Two hundred and ten patients were randomly assigned to receive an oral willow bark extract with either 120 mg or 240 mg of salicin or placebo, with tramadol as the sole rescue medication in a 4-week blinded trial. Principal outcome measured was proportion of patients who were pain-free without tramadol for at least 5 days during the final week of the study. One hundred and ninety one patients completed the study; the number of pain-free patients in the last week of treatment was 27 (39%) of 65 in the group receiving 240 mg salicin, 15 (21%) of 67 in the group receiving 120 mg salicin and 4 (6.8%) of 59 in the placebo group. Significantly, more patients in the placebo group required tramadol during each week of the study.

Schmid B, et al. Efficacy and tolerability of a standardized willow bark extract in patients with osteoarthritis: randomized, placebo-controlled, double blind clinical trial. Phytother Res 2001;15:344-50.

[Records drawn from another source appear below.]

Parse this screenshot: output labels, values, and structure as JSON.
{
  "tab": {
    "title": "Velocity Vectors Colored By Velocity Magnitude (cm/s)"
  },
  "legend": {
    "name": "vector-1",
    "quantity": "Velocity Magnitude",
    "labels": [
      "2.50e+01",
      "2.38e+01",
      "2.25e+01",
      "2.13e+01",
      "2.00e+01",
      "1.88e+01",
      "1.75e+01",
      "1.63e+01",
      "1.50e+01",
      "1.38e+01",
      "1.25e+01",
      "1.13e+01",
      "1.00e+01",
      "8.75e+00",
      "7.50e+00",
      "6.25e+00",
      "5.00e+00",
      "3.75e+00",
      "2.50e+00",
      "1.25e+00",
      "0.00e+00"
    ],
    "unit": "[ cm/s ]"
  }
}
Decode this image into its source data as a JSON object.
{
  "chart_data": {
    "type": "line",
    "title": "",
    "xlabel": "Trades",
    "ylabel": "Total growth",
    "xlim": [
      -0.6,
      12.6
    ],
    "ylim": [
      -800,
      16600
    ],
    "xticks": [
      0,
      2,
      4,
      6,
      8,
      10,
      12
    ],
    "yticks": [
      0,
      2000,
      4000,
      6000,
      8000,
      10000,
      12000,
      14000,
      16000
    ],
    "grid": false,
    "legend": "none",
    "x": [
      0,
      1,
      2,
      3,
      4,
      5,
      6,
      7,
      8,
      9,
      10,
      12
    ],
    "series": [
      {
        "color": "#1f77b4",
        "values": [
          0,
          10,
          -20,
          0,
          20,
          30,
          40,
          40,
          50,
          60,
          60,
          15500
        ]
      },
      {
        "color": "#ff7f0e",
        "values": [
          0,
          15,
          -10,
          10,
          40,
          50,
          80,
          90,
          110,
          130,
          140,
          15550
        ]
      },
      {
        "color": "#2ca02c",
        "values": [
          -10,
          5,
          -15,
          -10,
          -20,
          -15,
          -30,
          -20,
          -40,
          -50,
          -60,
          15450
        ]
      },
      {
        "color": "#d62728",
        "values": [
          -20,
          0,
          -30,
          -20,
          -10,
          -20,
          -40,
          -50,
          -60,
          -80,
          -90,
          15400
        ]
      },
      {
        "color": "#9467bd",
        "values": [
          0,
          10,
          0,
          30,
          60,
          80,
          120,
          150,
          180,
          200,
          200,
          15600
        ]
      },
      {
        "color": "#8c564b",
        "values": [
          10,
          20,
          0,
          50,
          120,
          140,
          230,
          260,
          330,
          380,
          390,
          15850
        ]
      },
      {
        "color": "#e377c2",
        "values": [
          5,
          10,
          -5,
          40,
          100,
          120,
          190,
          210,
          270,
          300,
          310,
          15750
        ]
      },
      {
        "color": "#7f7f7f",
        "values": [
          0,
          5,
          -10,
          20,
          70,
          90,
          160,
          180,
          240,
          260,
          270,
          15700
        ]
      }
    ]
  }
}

Seventy-eight patients were evaluated in this prospective study. Willow bark standardized to 60 mg salicin or placebo was administered as two tablets twice daily for 14 days. A significant decrease in joint pain was reported in the willow bark treatment group as compared to placebo. No significant change in stiffness or physical function was found. Adverse events were comparable between treatment groups. Willow bark was effective in reducing pain associated with osteoarthritis of the knee or hip.